Graql analytics can perform the necessary statistics computations. For example, the following query executes a distributed computation to determine the mean age of all of the people in the knowledge graph.

```
compute mean of age, in person;
```

The Statistics Queries documentation covers the usage of statistics in more detail.

## Available Statistics Methods

The following methods are available to perform simple statistics computations, and we aim to add to these as demand dictates. Please get in touch on our discussion page to request any features that are of particular interest to you. A summary of the statistics algorithms is given in the table below.

Algorithm | Description |
---|---|

`count` |
Count the number of instances. |

`max` |
Compute the maximum value of an attribute. |

`min` |
Compute the minimum value of an attribute. |

`mean` |
Compute the mean value of an attribute. |

`median` |
Compute the median value of an attribute. |

`std` |
Compute the standard deviation of an attribute. |

`sum` |
Compute the sum of an attribute. |

For further information see the individual sections below.

### Count

The default behaviour of count is to return a single value that gives the number of instances present in the graph. It is possible to also count subsets of the instances in the graph using the subgraph syntax, as described above.

```
compute count in person;
```

### Mean

Computes the mean value of a given attribute. This algorithm requires the subgraph syntax to be used. For example,

```
compute mean of age, in person;
```

would compute the mean value of `age`

across all instances of the type `person`

.
It is also possible to provide a set of attributes.

```
compute mean of [attribute-a, attribute-b], in person;
```

which would compute the mean of the union of the instances of the two attributes, given the two attribute types have the same data type.

### Median

Computes the median value of a given attribute, similar to mean.

```
compute median of age, in person;
```

would compute the median of the value persisted in instances of the attribute `age`

.

### Minimum

Computes the minimum value of a given attribute, similar to mean.

```
compute min of age, in person;
```

### Maximum

Computes the maximum value of a given attribute, similar to mean.

```
compute max of age, in person;
```

### Standard Deviation

Computes the standard deviation of a given attribute, similar to mean.

```
compute std of age, in person;
```

### Sum

Computes the sum of a given attribute, similar to mean.

```
compute sum of age, in person;
```

**Warning:**When an instance has two attributes of the same type attached, or two attributes specified as arguments to the algorithm, statistics will include this by assuming there were two instances each with a single attribute.

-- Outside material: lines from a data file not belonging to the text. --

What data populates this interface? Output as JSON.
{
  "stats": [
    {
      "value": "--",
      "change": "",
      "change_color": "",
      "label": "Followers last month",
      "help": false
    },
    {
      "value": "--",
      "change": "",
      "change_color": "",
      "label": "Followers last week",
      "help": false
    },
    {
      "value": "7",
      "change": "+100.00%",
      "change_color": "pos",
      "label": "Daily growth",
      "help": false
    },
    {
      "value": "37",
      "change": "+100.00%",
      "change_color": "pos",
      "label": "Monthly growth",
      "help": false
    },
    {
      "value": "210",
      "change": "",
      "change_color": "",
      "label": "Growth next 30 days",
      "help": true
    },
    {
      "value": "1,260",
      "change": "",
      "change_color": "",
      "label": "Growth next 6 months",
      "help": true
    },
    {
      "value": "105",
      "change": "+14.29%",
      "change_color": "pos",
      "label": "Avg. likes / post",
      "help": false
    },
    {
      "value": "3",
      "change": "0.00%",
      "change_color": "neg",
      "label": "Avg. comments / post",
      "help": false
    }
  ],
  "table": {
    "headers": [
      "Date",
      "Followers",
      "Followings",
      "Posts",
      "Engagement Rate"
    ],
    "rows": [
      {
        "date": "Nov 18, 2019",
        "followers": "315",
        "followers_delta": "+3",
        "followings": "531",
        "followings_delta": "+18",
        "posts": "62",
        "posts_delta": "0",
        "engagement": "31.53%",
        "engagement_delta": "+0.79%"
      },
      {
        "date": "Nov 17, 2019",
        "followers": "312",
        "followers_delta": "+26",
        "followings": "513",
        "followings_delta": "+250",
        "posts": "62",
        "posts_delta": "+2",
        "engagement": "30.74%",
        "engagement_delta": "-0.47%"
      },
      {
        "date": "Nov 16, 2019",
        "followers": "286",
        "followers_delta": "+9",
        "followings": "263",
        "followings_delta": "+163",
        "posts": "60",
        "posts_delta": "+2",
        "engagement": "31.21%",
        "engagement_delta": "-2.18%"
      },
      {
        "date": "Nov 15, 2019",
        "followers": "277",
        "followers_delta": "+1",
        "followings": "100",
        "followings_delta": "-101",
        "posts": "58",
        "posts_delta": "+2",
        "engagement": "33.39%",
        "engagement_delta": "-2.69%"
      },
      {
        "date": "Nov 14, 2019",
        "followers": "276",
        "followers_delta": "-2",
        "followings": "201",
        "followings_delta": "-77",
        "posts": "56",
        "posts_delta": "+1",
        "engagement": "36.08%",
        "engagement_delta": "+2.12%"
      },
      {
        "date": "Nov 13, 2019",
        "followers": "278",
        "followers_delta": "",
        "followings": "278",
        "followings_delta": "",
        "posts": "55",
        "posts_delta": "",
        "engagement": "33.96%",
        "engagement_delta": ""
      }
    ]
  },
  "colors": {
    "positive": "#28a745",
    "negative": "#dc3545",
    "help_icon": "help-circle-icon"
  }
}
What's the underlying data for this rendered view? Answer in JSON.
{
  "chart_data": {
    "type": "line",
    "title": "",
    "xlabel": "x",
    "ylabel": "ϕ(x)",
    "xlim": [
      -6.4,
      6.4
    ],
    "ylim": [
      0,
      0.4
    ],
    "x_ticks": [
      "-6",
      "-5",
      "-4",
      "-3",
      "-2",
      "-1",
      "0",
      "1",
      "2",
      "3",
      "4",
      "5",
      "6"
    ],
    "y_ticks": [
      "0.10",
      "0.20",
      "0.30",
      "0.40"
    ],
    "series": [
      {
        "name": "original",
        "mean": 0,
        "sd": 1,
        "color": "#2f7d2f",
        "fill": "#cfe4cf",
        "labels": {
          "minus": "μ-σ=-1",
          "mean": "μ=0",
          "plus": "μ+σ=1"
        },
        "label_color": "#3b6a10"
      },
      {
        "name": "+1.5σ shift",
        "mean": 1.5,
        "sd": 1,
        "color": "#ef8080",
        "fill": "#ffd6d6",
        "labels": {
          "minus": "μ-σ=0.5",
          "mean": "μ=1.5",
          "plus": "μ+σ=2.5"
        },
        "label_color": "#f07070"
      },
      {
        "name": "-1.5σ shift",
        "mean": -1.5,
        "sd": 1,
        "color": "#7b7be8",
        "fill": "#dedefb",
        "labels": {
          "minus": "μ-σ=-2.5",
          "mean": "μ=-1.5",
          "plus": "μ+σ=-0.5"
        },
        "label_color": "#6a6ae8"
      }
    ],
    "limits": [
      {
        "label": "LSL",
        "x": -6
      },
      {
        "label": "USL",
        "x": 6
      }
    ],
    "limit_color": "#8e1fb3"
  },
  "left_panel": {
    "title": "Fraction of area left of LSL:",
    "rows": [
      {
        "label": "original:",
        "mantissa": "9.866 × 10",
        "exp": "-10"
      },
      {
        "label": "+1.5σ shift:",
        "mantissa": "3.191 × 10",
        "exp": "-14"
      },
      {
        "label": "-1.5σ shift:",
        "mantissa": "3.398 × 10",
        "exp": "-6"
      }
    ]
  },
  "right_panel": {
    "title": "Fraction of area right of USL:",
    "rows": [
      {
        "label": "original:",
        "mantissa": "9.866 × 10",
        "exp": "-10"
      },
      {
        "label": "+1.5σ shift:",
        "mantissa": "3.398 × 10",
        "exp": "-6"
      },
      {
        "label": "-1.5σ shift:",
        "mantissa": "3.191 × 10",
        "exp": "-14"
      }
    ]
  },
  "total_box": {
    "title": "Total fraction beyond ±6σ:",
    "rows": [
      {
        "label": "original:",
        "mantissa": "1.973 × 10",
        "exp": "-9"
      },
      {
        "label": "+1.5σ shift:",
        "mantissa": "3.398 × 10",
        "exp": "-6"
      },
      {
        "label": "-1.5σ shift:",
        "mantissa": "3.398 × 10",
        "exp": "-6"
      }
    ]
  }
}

## When to Use `aggregate`

and When to Use `compute`

Aggregate queries are computationally light and run single-threaded on a single machine, but are more flexible than the equivalent compute queries described above.

For example, you can use an aggregate query to filter results by attribute. The following aggregate query, allows you to match the number of people of a particular name:

```
match $x has name 'Bob'; aggregate count;
```

Compute queries are computationally intensive and run in parallel on a cluster (so are good for big data).

```
compute count of person;
```

Compute queries can be used to calculate the number of people in the graph very fast, but you can’t filter the results to determine the number of people with a certain name.